Тонкие ценители старины, его заказчик – президент компании, и особенно его супруга, хотели видеть в дизайне интерьеров жилых и гостевых домов где-то стиль рококо Людовика XIV, где-то барокко Людовика XV, где-то классицизм Людовика XVI. Вкусы Великой Императрицы Российской Елизаветы Петровны стали эталоном женского взгляда на дизайн интерьеров малых и больших дворцов для всех богатых женщин, которых судьба подводит к решению этой проблемы.

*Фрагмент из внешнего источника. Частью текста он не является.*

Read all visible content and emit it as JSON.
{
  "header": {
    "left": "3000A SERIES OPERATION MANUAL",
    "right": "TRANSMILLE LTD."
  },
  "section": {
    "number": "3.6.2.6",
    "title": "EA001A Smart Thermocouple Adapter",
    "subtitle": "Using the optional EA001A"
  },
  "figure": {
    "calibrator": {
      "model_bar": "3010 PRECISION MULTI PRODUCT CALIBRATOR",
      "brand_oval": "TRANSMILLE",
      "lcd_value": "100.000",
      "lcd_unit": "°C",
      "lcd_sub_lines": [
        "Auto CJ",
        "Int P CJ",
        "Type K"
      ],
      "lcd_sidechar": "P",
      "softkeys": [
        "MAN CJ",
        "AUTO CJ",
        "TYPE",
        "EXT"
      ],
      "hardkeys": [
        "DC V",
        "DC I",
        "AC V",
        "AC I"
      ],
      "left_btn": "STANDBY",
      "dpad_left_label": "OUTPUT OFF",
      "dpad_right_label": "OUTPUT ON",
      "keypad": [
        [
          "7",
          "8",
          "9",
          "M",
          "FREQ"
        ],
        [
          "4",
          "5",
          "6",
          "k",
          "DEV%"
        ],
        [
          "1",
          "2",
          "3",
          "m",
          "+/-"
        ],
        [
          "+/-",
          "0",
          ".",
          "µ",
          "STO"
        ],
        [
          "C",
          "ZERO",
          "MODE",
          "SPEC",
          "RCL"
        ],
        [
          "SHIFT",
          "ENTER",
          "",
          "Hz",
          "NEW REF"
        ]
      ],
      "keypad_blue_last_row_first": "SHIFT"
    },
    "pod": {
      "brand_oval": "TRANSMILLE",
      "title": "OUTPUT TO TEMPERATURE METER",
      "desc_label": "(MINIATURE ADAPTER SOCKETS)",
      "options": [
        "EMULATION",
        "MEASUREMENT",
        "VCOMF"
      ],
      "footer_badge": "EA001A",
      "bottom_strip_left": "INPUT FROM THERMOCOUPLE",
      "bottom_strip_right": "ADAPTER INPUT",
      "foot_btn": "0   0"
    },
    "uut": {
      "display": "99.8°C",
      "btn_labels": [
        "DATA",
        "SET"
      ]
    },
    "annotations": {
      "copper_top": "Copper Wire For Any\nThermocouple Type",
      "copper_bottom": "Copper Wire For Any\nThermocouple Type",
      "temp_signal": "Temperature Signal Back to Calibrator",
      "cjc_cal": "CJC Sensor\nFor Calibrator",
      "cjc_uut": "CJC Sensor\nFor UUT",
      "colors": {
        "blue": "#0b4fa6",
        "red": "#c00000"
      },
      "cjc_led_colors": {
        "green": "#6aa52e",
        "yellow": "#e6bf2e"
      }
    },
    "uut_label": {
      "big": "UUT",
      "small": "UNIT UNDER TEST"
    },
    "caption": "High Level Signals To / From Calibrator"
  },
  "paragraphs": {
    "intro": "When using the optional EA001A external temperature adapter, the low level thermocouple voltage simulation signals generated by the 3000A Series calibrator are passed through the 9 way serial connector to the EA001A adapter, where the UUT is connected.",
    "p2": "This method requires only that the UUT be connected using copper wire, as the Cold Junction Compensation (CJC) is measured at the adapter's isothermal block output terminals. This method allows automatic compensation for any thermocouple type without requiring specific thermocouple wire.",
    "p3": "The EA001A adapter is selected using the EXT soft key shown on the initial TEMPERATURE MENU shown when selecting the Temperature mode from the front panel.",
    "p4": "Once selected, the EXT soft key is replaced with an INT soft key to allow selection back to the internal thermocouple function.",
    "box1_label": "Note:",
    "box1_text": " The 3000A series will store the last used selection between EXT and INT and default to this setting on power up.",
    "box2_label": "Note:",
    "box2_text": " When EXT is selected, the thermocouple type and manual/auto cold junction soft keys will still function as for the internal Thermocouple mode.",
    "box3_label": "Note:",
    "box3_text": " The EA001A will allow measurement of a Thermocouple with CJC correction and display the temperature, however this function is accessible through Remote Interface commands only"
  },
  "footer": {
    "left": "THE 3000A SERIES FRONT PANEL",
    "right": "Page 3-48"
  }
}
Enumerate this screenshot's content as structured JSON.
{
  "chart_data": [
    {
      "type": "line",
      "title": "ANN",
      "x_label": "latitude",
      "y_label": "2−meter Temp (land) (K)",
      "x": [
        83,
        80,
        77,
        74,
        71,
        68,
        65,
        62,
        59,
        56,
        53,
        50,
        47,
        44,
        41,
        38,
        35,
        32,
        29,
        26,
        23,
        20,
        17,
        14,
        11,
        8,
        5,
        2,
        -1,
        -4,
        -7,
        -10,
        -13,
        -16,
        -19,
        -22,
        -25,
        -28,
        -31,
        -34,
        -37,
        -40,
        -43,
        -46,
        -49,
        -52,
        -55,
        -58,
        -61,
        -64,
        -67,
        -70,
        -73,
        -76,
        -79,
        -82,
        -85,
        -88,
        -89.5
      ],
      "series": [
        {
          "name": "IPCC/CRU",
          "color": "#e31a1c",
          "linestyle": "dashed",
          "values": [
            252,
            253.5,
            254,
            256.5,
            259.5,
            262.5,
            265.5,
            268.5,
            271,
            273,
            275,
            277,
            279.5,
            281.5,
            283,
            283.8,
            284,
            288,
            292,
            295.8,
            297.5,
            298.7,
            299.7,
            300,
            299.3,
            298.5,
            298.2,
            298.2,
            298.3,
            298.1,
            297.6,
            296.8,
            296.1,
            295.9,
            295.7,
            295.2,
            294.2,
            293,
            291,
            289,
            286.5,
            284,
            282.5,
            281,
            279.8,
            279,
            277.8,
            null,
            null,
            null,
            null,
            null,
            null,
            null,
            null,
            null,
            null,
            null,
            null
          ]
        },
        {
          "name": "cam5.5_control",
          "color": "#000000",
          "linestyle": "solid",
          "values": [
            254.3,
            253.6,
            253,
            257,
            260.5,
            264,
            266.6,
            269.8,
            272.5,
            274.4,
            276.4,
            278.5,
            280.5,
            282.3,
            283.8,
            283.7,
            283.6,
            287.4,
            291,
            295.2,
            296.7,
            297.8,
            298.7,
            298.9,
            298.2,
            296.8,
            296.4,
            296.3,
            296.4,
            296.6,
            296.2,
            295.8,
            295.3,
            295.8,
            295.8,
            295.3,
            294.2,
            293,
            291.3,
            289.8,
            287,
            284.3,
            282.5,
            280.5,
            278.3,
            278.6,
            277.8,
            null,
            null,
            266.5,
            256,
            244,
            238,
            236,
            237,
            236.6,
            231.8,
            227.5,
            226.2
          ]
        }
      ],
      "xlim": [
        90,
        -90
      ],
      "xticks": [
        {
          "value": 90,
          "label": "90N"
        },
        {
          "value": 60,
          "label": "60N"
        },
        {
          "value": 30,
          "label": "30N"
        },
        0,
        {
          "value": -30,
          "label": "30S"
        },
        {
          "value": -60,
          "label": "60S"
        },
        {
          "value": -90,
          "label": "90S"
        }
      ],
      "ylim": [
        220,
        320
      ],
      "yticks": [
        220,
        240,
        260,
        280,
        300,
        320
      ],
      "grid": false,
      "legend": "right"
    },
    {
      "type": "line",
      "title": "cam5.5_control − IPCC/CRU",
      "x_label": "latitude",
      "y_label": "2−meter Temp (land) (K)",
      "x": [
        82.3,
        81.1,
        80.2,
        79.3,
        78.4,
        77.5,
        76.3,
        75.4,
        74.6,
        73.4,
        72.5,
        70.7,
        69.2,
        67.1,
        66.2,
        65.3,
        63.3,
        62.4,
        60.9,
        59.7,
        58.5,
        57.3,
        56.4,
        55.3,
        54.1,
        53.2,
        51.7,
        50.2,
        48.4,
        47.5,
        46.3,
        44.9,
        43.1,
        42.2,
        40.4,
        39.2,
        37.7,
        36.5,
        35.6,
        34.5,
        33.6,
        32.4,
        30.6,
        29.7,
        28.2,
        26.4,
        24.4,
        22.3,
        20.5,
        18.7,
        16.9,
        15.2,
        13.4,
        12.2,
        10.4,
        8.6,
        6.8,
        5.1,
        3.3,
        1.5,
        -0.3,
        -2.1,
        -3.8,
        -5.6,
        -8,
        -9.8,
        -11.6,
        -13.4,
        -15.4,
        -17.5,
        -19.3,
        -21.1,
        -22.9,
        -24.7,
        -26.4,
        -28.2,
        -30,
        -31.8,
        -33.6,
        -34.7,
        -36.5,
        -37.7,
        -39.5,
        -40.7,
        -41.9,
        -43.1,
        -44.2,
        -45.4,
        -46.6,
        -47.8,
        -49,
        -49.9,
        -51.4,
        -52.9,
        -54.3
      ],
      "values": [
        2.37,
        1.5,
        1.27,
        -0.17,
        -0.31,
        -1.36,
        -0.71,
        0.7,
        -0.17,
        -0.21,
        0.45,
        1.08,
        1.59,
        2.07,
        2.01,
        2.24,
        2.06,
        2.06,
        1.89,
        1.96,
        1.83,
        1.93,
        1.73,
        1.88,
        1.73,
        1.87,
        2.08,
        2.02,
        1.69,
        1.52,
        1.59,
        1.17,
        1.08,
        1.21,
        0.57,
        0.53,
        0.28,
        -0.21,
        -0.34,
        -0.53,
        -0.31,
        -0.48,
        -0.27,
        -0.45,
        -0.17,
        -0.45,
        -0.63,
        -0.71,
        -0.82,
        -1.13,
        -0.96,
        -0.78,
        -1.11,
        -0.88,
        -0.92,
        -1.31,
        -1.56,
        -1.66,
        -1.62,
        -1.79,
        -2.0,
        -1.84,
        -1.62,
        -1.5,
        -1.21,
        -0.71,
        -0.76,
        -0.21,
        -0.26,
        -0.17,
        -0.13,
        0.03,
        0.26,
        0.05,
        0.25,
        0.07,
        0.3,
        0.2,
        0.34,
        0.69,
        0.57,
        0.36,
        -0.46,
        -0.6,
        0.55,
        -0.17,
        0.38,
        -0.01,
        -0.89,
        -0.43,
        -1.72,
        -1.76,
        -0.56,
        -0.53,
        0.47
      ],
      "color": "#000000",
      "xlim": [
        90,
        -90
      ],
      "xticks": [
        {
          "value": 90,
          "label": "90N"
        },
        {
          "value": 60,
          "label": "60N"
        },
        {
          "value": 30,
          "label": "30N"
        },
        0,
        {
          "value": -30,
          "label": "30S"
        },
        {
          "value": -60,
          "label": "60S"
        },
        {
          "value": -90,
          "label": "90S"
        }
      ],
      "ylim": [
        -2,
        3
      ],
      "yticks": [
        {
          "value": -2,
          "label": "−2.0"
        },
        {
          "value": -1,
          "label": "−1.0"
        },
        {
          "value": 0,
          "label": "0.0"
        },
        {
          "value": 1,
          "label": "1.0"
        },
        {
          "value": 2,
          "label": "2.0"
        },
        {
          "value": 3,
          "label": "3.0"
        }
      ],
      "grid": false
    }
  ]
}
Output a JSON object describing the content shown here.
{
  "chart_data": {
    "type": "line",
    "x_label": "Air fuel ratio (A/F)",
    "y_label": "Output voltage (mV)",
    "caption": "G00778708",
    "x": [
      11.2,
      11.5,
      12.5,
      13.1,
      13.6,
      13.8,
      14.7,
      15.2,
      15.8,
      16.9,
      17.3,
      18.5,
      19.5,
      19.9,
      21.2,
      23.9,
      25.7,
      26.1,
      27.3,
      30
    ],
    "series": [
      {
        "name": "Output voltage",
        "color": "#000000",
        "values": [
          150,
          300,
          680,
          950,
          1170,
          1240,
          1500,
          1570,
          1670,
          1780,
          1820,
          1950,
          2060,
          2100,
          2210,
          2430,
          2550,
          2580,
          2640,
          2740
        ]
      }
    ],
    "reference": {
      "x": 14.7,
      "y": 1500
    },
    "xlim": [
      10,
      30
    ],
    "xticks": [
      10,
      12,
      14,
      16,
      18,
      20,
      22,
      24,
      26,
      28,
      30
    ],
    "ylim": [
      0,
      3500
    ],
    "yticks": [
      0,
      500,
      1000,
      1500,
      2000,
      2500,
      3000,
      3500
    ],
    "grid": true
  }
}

Лучшего для праздной и богатой жизни придумать невозможно. Всё меняется в мире, кроме человеческих страстей. Но Арский разделял их возвышенные вкусы: уж если делать – то шедевр на века. Арскому повезло: возможности заказчика были неограниченны, мировые предложения – всеобъемлющи. Ему оставалось только эффективно инвестировать деньги и придать стилю современные технические дополнения. Он старался не испортить узнаваемость стилей.

 Арский понимал, что лавры великого Растрелли его не коснутся. Вся созданная им красота принадлежит и радует узкий круг лиц. Все его труды останутся без имени. Его творческий успех – это Пиррова победа – потребовал от него много душевных и физических сил и даже жертв. Сколько их, невостребованных победителей?! И он один из них. А он и не болел звёздной болезнью. Главное – он ощутил красоту и логику внутренних творческих движений – красоту свободы!